Le cas de l’instituteur Bunout évoqué par l’Inspecteur d’Académie est assez caractéristique de cette volonté d’épuration. On lui reproche d’avoir été dans le canton de Moulins-la-Marche le secrétaire d’un comité Paix et Liberté, mouvement pacifiste des années 1930 proche du Parti communiste. Les maîtres d’école étaient en effet nombreux à militer pour la cause pacifiste dans l’entre-deux-guerres. Le puissant SNI (Syndicat national des Instituteurs, créé en 1920), principal syndicat de la profession, entretenait ces idées, largement partagées d’ailleurs par l’opinion publique. Rien d’étonnant donc à ce qu’un instituteur de l’Orne ait fait partie d’un tel comité. Mais selon Vichy, il a ainsi contribué à diffuser ces idées responsables de la défaite. Par ailleurs, le rapport de l’inspecteur semble indiquer que Bunout est aussi une victime de l’atmosphère nauséabonde propice aux règlements de compte qui caractérise la France des années noires : c’est le maire de Moulins qui a dénoncé l’instituteur à l’Inspecteur et lui a rapporté des rumeurs selon lequel il était un agent communiste.

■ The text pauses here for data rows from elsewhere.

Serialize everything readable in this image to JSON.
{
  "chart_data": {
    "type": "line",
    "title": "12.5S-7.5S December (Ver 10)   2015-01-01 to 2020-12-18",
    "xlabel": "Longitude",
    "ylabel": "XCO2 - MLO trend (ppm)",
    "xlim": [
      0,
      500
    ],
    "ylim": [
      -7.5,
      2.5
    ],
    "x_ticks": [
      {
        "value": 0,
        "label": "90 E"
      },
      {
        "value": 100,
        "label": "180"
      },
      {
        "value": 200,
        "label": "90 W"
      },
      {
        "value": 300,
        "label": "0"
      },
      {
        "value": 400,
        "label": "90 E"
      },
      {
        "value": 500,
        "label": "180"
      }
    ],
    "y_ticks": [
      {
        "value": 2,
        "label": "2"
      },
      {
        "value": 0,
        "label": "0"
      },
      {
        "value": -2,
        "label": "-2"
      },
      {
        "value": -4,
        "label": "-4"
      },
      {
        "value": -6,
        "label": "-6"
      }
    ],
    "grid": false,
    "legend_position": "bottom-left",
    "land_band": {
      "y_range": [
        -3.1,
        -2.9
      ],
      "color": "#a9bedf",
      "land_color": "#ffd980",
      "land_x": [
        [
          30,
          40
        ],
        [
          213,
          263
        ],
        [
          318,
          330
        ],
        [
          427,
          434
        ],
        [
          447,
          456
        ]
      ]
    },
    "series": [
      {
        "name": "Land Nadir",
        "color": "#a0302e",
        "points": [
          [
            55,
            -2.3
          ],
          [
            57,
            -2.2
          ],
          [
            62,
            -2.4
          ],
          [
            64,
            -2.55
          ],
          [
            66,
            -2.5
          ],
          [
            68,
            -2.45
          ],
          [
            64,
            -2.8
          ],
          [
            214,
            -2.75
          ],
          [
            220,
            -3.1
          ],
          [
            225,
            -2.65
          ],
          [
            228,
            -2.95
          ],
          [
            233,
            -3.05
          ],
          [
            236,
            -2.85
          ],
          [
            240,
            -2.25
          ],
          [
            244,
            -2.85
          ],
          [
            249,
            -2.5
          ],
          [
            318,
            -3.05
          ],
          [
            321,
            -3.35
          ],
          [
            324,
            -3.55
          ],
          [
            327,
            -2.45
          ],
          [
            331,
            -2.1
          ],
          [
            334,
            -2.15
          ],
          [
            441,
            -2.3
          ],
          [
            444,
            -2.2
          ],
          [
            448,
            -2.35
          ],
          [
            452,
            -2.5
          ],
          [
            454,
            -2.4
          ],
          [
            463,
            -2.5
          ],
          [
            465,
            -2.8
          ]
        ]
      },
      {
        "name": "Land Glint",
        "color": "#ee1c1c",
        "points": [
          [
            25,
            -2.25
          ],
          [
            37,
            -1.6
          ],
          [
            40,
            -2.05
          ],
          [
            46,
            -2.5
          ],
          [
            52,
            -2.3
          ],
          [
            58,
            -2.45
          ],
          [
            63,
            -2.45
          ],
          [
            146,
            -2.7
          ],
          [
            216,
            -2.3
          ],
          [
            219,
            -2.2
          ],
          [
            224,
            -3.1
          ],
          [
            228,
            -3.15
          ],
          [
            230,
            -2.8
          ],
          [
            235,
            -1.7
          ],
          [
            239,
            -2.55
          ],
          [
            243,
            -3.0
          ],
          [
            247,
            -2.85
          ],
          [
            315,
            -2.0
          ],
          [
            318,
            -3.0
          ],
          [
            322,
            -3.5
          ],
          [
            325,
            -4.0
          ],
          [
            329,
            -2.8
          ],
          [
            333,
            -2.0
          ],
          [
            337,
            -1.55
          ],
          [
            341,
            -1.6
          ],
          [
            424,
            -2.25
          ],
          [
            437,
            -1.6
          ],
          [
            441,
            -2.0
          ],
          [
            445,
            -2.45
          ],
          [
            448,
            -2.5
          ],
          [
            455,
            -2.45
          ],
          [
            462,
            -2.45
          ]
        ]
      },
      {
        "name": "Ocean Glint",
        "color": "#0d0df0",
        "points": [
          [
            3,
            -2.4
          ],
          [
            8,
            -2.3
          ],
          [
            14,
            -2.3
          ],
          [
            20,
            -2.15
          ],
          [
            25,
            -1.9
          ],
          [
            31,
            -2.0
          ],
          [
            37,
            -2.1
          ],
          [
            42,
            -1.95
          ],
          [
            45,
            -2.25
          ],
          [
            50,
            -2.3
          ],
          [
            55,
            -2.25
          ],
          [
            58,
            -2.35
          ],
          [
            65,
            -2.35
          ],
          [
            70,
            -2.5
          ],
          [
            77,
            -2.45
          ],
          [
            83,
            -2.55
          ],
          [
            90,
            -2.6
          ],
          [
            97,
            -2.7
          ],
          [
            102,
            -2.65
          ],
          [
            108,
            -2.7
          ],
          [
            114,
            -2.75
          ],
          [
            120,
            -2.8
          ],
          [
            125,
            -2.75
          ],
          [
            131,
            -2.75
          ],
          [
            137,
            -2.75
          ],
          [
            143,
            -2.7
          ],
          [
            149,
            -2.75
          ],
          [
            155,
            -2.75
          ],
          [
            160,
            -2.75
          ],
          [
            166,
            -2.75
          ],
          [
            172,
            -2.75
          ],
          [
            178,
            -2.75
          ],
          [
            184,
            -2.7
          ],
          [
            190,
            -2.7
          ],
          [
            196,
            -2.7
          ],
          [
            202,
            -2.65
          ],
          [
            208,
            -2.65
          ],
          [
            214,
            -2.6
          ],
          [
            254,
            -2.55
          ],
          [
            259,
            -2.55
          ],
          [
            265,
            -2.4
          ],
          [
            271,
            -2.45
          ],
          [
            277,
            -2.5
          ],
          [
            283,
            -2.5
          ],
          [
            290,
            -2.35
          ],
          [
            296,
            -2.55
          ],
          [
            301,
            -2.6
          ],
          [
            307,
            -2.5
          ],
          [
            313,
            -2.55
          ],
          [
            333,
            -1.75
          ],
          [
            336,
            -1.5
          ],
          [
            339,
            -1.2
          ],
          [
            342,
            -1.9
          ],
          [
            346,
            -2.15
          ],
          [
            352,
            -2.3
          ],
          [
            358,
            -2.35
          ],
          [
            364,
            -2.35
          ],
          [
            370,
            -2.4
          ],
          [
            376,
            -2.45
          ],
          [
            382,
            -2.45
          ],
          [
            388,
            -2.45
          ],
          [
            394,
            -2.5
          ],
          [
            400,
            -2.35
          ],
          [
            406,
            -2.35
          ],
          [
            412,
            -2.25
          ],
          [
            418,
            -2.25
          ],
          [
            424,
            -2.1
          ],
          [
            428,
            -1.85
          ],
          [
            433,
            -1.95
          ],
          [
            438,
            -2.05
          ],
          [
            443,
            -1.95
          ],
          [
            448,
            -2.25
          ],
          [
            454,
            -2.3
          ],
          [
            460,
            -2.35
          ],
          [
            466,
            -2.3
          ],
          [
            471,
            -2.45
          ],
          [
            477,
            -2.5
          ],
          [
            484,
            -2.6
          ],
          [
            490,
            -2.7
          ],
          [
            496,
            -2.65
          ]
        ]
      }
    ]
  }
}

L’inspecteur ne semble pas accorder beaucoup de crédit à ces accusations. Il souligne au contraire qu’il a reçu une pétition des habitants de Moulins en soutien à l’instituteur. Cependant, il décide tout de même de le sanctionner par un déplacement d’office. Cette décision plutôt modérée peut s’expliquer par deux motifs au moins. D’abord, l’inspecteur considère que les faits reprochés ne sont pas si graves, d’autant plus que Bunout dément toute sympathie pour les communistes. Ensuite, il doit tenir compte du fait que les ressources humaines disponibles sont assez rares. De nombreux instituteurs en effet sont prisonniers en Allemagne ; dès lors, si l’on révoque tous ceux qui se sont engagés à gauche, on risque vite de manquer de personnel.

Ce document montre que, dans l’Orne, l’épuration menée par Vichy contre le corps enseignant est restée assez modérée, sans doute parce que l’engagement politique des maîtres ornais était également assez modérée. Mais il révèle malgré tout la volonté de revanche des conservateurs vichystes qui considèrent que les instituteurs sont en partie responsables de la défaite.